The scene with Lori and traveling companion Sheryl arriving to a burned-out warehouse in a bad neighborhood at night reads like a like a bad B-movie where the girl in lingerie walks out to see if there's anyone hiding in the dark. The women arrive to the address given them by Sheryl's new boyfriend where they are supposed to meet for dinner. Lori (understanably) thinks to herself what kind of sicko would play such a practical joke as Shyrl enters the fire-trap. She hears Sheryl laugh from inside and, what does she do, goes ahead and FOLLOWS SHERYL INTO THE BUILDING! No woman would ever do this, and especially not for such a dumb reason "suspecting now [Sheryl's] compliance in this fiasco, Lori stepped through the door in search of the tricksters." This would have been more believable if Lori had entered the building because she was afraid to linger by herself on the street.

The plot was engaging up to the point of the Nightbreed, and then there were too many cuts to different characters' points of view. We got more than enough of maniac Decker's cartoonish evil thoughts as the Mask. I skimmed the latter half of the story around the time of the sheriff's introduction. At that point, I didn't have the patience to read through yet another cliched character's thoughts merely to find out whether Boone triumphs from the dead and Decker gets his in the end.

Bottom line: if you have to read it, borrow it or get it from the library. Don't pay full price -- or even amazon price. $10 is too much for this short novel.

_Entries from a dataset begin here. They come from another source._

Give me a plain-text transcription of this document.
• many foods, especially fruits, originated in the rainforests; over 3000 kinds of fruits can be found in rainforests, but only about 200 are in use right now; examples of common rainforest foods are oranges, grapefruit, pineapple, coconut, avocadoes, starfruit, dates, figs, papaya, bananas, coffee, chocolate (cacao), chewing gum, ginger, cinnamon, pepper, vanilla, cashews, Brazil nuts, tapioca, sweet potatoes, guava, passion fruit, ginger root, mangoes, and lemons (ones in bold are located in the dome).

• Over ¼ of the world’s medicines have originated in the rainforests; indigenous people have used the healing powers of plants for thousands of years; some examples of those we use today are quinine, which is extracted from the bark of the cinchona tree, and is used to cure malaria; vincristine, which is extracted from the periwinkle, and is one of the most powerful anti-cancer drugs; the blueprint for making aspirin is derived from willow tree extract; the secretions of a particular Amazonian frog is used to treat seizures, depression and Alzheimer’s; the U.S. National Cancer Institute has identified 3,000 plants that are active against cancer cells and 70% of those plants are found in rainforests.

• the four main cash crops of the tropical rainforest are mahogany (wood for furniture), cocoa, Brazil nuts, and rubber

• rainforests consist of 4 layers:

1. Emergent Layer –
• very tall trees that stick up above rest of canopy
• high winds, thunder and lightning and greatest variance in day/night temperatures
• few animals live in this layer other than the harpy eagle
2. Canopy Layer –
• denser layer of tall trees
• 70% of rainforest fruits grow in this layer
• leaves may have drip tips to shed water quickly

Rated by buyers 4 out of 5 stars - Not Free SF Reader
Man is monster, fitting in at home perhaps fatal.

A young bloke has the odd weird dream and experience, and decides to go on a trip. He discovers that all is not what it seems, especially him. It seems he is one of the prettier variety of an underground group of non-humans monsters, oddities and supernatural types called the Nightbreed, and acceptance is not automatic. Horror novel, so got to be some mayhem here and there.

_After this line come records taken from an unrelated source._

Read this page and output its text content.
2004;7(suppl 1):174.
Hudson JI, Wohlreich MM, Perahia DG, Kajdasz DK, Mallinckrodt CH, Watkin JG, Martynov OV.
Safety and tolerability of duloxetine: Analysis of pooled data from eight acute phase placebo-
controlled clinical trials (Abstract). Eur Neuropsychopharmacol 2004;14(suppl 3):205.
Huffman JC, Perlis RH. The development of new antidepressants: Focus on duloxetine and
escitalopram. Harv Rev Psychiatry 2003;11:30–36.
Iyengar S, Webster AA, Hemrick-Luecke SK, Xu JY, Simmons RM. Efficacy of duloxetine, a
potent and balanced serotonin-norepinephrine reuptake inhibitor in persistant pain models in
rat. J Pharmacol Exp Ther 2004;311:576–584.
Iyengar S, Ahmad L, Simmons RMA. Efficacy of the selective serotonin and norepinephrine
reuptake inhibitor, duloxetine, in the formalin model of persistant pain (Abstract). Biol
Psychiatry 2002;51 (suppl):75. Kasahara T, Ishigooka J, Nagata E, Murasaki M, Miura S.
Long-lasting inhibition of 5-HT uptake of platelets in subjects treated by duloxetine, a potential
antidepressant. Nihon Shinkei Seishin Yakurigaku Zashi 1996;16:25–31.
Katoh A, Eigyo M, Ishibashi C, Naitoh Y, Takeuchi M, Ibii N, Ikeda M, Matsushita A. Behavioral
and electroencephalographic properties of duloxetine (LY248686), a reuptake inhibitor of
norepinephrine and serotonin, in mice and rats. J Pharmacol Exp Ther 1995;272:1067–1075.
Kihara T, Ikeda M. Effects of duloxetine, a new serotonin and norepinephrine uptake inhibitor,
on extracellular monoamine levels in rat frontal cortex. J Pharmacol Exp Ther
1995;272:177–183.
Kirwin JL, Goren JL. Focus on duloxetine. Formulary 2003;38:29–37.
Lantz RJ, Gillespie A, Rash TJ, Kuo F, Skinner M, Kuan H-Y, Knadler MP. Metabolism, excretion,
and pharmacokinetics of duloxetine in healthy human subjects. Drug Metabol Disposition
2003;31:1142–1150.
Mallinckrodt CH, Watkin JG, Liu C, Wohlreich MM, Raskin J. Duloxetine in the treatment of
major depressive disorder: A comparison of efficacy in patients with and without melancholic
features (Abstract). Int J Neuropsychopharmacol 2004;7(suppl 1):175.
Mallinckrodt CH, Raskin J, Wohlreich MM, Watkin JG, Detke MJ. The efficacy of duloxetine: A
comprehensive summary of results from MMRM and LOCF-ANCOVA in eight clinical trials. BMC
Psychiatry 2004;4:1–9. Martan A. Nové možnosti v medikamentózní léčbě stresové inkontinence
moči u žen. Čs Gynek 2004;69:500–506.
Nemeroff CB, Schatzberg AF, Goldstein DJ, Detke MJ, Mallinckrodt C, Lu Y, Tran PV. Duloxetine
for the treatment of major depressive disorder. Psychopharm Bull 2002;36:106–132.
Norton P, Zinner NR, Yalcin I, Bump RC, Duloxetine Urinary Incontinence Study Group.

Rated by buyers 5 out of 5 stars - why haven't you already read this book?
Early Barker, stunning, beautiful, horrifying, terrifying, heartbreaking. All the things we love Clive for. If you haven't already read this book, why the heck not? If you have, read it again. And again.



Rated by buyers 4 out of 5 stars - Horror's New Breed
Horror had run its course in the 90s when Silence of the Lawbs won an Oscar. Or did it? Clive Barker became the future of horror, these cheap paperback novels where you could see the pulp it was printed on. This contains the basis for the film Nightbreed; it was an international flop! Still had enough of a following to be known amongst movie and dark culture afficienados. However, while he may have been the latest in a long line of kings of horror in his late 1980s through the late 90s in his prime, with Clive Barker still around it seems society hasn't changed and some of us such as myself are even going backwards possibly, stuck in the late 80s- early 90s with our comic book menace, Vampirethe Masquerade role playing game, GURPS, LARP, etc. But it is still good to see someone so innovative for his time as to think of entirely original ideas like the Hellraiser franchise. Clive Barker has some originality- most cheerleaders need to get some fresh concepts, still stuck in the boring high school society that we got into this dark fantasy culture in the very first place- out of rebellion.